When we got to the other side of the queen’s gate, I decided to take the obligatory photo in front of it.  One of the Indian guides (not Mr. Singh) laughed and said that I was taking a photo at the queen’s gate and that it was for women.  I replied that in my country I was a queen, so it was okay.  I could tell whose first language was English by how the responded to that.  I was quite proud of myself for that one.  

The mirror palace was the showstopper in this fort.  Mr. Singh had told us that a few years back someone had vandalized the interior of the palace, so it was off limits for tourists to enter, but we were free to peek inside from the open doorways.  The palace lived up to its names.  About every foot or so was a round mirror inlayed into the marble.  Apparently, these mirrors came from Belgium in the 18th century, because Belgium made the best glass back then. Between the mirrors was some of the most intricate inlay work I had seen, and yes, I’m including the Taj Mahal in that statement.  It was breathtaking.  

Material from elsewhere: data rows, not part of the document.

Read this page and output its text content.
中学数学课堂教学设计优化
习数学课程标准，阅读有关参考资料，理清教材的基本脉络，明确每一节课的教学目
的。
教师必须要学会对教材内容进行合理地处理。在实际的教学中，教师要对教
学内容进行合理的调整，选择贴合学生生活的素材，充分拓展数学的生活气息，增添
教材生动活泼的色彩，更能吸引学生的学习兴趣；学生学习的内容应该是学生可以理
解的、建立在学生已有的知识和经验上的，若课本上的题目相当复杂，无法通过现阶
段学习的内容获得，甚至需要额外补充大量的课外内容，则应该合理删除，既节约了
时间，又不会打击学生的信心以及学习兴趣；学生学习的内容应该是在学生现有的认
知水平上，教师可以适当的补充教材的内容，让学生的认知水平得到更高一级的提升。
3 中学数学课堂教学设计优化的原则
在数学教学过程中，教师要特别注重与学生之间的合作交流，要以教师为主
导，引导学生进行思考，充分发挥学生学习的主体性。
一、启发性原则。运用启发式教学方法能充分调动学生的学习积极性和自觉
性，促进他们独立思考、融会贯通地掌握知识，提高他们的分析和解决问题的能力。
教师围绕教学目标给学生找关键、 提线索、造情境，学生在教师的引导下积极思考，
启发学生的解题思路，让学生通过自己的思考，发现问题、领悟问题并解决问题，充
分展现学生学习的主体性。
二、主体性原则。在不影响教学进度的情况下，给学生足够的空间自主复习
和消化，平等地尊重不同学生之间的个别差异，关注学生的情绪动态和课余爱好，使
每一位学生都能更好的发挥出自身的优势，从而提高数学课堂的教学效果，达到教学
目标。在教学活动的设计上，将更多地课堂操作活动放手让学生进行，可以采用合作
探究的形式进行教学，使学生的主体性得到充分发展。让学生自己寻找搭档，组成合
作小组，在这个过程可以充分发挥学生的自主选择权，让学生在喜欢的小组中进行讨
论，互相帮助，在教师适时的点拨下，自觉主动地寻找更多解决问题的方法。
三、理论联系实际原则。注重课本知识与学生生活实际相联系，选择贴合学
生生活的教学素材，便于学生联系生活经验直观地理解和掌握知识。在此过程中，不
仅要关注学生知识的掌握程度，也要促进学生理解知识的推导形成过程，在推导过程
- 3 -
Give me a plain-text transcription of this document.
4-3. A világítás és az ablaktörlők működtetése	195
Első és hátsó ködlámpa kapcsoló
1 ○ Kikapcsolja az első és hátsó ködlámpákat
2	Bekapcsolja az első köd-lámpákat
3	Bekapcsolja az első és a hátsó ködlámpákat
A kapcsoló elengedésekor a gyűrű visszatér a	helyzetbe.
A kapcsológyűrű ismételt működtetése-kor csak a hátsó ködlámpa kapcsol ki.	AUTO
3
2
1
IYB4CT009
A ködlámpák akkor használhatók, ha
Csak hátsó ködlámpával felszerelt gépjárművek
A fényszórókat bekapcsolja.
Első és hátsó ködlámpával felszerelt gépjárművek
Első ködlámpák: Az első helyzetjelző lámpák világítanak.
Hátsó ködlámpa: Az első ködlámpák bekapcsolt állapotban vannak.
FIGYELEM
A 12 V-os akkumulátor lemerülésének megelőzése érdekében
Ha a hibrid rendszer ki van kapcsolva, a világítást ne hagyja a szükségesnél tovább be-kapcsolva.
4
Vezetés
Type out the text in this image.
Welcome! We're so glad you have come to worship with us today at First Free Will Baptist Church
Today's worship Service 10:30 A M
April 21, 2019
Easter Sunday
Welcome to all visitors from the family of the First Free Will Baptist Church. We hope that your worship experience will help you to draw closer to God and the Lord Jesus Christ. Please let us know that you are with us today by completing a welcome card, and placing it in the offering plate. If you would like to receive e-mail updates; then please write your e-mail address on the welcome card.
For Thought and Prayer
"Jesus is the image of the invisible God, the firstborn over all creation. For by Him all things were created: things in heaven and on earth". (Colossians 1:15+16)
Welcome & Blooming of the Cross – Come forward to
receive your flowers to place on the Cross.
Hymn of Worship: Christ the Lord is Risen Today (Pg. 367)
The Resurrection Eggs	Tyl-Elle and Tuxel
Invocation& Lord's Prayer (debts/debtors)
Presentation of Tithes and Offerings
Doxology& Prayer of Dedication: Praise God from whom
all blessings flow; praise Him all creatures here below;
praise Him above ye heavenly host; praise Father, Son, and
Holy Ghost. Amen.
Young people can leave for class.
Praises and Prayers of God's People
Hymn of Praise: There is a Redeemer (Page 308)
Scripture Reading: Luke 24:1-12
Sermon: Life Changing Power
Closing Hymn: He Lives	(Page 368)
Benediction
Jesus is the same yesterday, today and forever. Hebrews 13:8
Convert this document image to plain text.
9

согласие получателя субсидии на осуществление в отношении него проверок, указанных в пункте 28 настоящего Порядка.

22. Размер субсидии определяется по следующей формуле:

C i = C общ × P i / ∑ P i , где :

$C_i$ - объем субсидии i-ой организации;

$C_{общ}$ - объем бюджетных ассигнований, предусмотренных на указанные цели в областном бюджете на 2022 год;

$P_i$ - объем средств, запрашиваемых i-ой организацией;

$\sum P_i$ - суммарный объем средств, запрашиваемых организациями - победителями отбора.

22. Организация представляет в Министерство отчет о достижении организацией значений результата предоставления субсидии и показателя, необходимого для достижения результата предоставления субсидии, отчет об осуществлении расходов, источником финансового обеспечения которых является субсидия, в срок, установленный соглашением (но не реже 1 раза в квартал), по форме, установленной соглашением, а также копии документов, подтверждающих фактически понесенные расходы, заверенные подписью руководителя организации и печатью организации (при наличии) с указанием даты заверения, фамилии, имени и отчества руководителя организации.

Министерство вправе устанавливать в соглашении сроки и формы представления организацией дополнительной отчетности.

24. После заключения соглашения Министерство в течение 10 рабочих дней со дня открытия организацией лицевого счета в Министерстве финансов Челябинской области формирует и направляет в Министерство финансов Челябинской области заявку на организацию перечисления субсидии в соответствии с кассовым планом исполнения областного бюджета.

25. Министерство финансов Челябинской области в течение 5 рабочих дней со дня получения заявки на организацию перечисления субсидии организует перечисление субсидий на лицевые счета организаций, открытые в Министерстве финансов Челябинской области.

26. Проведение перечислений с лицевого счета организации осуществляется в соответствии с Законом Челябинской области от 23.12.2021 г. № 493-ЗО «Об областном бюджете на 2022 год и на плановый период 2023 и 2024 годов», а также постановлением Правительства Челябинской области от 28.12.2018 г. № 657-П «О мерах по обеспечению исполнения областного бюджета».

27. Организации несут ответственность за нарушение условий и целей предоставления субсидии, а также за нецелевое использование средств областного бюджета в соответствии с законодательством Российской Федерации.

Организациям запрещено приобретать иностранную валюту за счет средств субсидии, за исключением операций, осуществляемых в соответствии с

As we moved on, we found ourselves in an overlook jutting high above the town below. It was from that vantage point that we could see the old palace, several hundred feet lower. It was also in that space that those awful Americans were being awful Americans.  They were rude, pushy and oblivious to everyone around them.  They would block other waiting to get a shot through the window area, would comment too loudly about how things back in the day didn’t make sense, and you could tell they couldn’t view Indian culture through any lens except the upper middle class white privilege lens they had lived in all their lives. 

We moved on quickly so as to not have to be around them anymore.  We were also nearing the end of our time at the palace.  Several slick stairways later, we had reached the car park where Bablu was waiting for us.  We were off to our next stop to look at the precious and semi-precious stones.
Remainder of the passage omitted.